CBJ discusses early childcare education

    Juneau, Alaska (KINY) The CBJ Assembly Finance Committee agreed to recommend an advisory ballot proposition this year on city and borough financial support for improvement and expansion of affordable child care.

    The primary goals of this effort would be to increase the available child care to meet the needs of families and businesses and increase the percentage of five year old children who are prepared to learn.  A survey in the Juneau Economic Development Final plan noted 75 percent of business/employer respondents found Juneau's availability and cost of child care services were a very significant or somewhat significant barrier to Juneau's economic development.

    The Alaska Department of Education claims two out of three Juneau kids are not ready for kindergarten.  Alaska also exceeds most other states in adverse childhood experiences that include sexual abuse, emotional abuse and household substance abuse.

    The program's goal is to provide a curriculum, trained teachers and parental involvement to increase kindergarten readiness.  Juneau has lost 20 percent of its child care and early learning providers in the last year.

    The effort is expected to cost $2.8 million in the fifth year when the program is fully implemented..  That is equivalent to .58 mills or $58 per $100,000 of taxable property values in 2018.

    Assembly member Beth Weldon said it would be a property tax increase.  "I want to make it clear to the voters that it would be an increase."

    The proposition question would read, Do you support this effort to improve and expand access for all Juneau families to affordable high quality child care and early learning/pre-school?

    Mayor Ken Koelsch said Juneau has lost jobs each year since 2012 and student enrollment has dropped by one percent each year, "We can't continue to lose jobs and people out of this community."  He praised the Best Start supporters for the passion they have for the issue.  "Education is a priority and child care is a must."

    He said $2.8 million is a huge chunk of the operating budget.  He urged the Assembly to prioritize child care first and then addressing education later.  "We already have the highest costs in the state and I can't see where housing costs will come down if we increase property taxes.  This means young families will be paying more."

    Koelsch said child care is a huge need.  He said the ballot proposition doesn't get to the root of the problem.

    Assembly member Rob Edwardson said he supports putting the question before the public.

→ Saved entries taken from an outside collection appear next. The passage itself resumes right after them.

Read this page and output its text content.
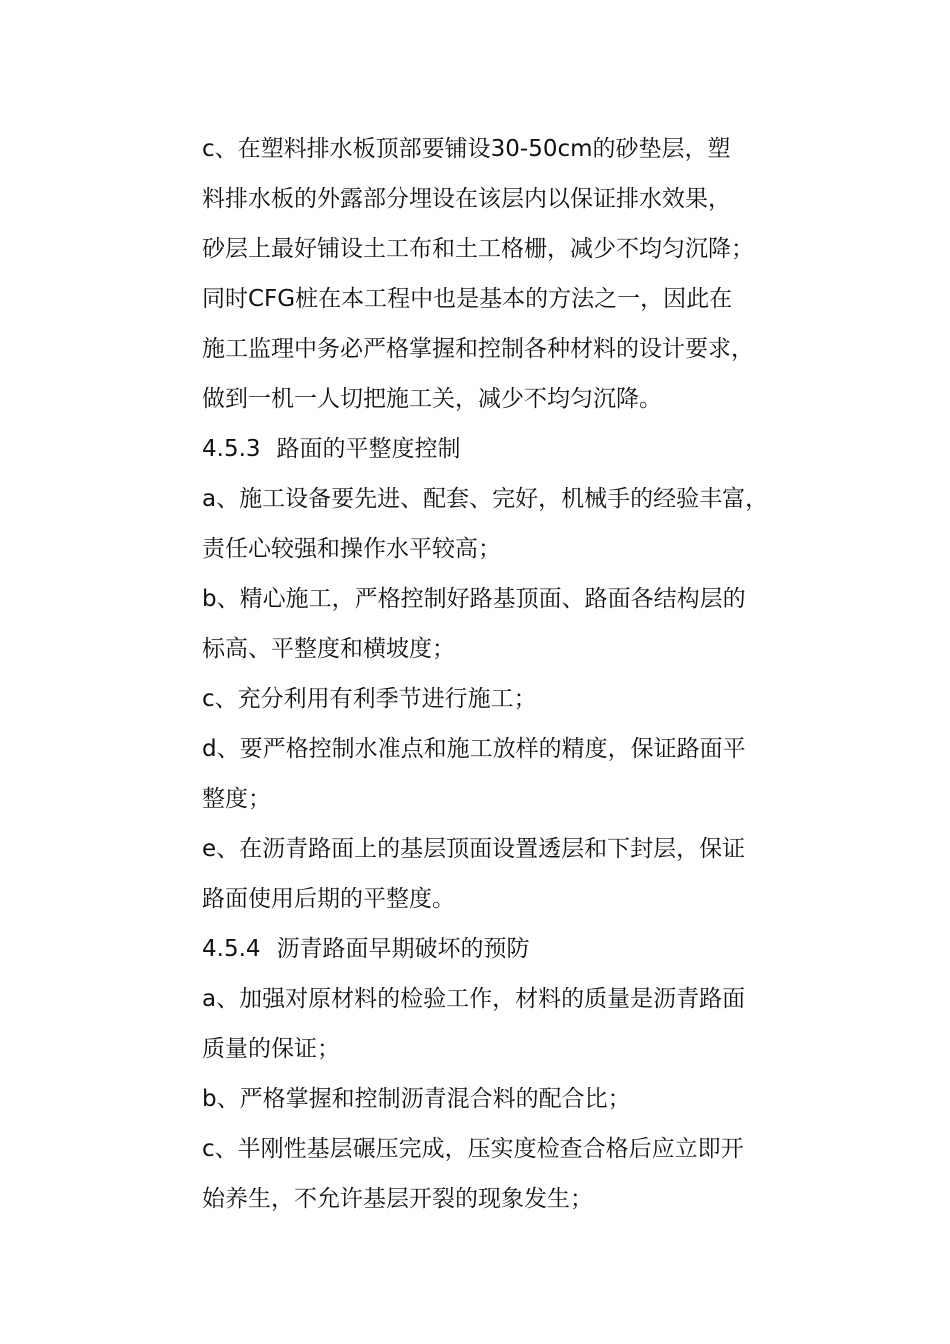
c、在塑料排水板顶部要铺设30-50cm的砂垫层，塑
料排水板的外露部分埋设在该层内以保证排水效果，
砂层上最好铺设土工布和土工格栅，减少不均匀沉降；
同时CFG桩在本工程中也是基本的方法之一，因此在
施工监理中务必严格掌握和控制各种材料的设计要求，
做到一机一人切把施工关，减少不均匀沉降。
4.5.3 路面的平整度控制
a、施工设备要先进、配套、完好，机械手的经验丰富，
责任心较强和操作水平较高；
b、精心施工，严格控制好路基顶面、路面各结构层的
标高、平整度和横坡度；
c、充分利用有利季节进行施工；
d、要严格控制水准点和施工放样的精度，保证路面平
整度；
e、在沥青路面上的基层顶面设置透层和下封层，保证
路面使用后期的平整度。
4.5.4 沥青路面早期破坏的预防
a、加强对原材料的检验工作，材料的质量是沥青路面
质量的保证；
b、严格掌握和控制沥青混合料的配合比；
c、半刚性基层碾压完成，压实度检查合格后应立即开
始养生，不允许基层开裂的现象发生；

    Assembly member Loren Jones said the proposition would create jobs.  "We do need those jobs.  If families are leaving because of job opportunities elsewhere and its easier to get child care, then improving child care will keep those families here and increase our school enrollment."

    Jones said the enhanced education might also increase school enrollment.  "We can maybe stop families from leaving.  We can add people to the work force in child care and free up families to enter the work force."

    Jones described the economy as 'fairly robust'.  The proposition question was approved (8-1) with only the Mayor in opposition.